Now my webapp (like many others) wants to connect to the backend REST api resources that I own (or proxy).
It makes no sense to add additional authentication (after all the user is now logged in with Google, why would (s)he want to log in again).
So to recap, basically what happens is that the user wants to authenticate with Google in the client (because there is no need for me to force the user to make yet another login account specifically for my own platform), then the user wants to access my self-managed REST endpoints.
My question is: what common approach exists to allow my own server REST endpoints to allow the oidc granted access token?
I have made the following considerations:
1. Make a call at the server on every request (for example using passport.js) to verify the access token at the server side.
This almost certainly looks like an overkill, but it is the simplest implementation and keeps my server stateless, which is what you want from a REST api.
Philosophically it doesn’t make sense to have your own backend be responsible for the authentication, since that would invalidate the entire use of delegating user authentication to the oidc protocol.
Although this seems like the way it could / should be done (IMO), nobody actually recommends this approach. Why is that?
2. Generate your own jwt at a
/login endpoint after the client has obtained an access token from the oidc provider, and implement your own auth flow for your personal resources.
I personally despise this approach, because you’re basically duplicating authentication, system for refreshing tokens etc… which oidc already delivers and what you want is merely authorization for your resources based on the access token that you already have.
You would end up with a complex system that tries to match oidc and your own account system, which I find terrible (correct me if I’m wrong).
3. Store access tokens in server-side sessions / database to avoid having to repeat calls to the oidc provider at the server-side on every request.
This system seems broken overall. First you’re going back to server-side sessions, which is what you don’t want. I expect people to refer to this as a ‘trade-off’, but it totally invalidates the ‘stateless approach’ and I could just go back to server authentication (which I assume is the point not to).
Not only would you store access tokens on the server (should you really want / need to do that?(?)), you also need an entire flow again in back and forth communication between server and client because stored access tokens will expire, the client needs to refresh / re-initialize the flow, go back etc. None of this makes a lot of sense to me.

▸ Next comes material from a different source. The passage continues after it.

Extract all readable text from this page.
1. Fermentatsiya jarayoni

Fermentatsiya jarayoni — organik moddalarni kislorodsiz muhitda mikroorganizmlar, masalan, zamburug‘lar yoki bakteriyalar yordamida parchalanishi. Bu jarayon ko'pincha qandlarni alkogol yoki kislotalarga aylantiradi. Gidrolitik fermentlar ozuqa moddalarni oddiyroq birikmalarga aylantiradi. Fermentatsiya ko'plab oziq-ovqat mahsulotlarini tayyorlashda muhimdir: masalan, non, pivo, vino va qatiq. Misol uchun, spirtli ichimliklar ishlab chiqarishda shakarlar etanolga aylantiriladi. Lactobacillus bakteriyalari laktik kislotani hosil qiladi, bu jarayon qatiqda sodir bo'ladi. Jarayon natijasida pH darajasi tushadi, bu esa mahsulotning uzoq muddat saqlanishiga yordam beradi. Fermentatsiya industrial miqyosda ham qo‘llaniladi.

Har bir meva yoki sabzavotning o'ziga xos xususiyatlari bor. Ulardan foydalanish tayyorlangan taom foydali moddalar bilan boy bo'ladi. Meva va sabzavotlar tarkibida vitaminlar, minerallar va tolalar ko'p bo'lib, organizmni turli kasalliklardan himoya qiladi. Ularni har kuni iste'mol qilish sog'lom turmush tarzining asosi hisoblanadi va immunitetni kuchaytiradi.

After long research online, there doesn’t seem to be an established recommendation for this common scenario (probably the most common today) which sort of baffles me.
Is there a common approach that you can recommend and that tackles before-mentioned issues, and explain the ‘why’ in terms that are non-dubious, non-circumventing the actual question and just clear? Is there a clear argument on why number 1 is not a valid option?
I really don’t understand why I’m spending so much time on this simple / common scenario but like to move forward from here instead of running circles.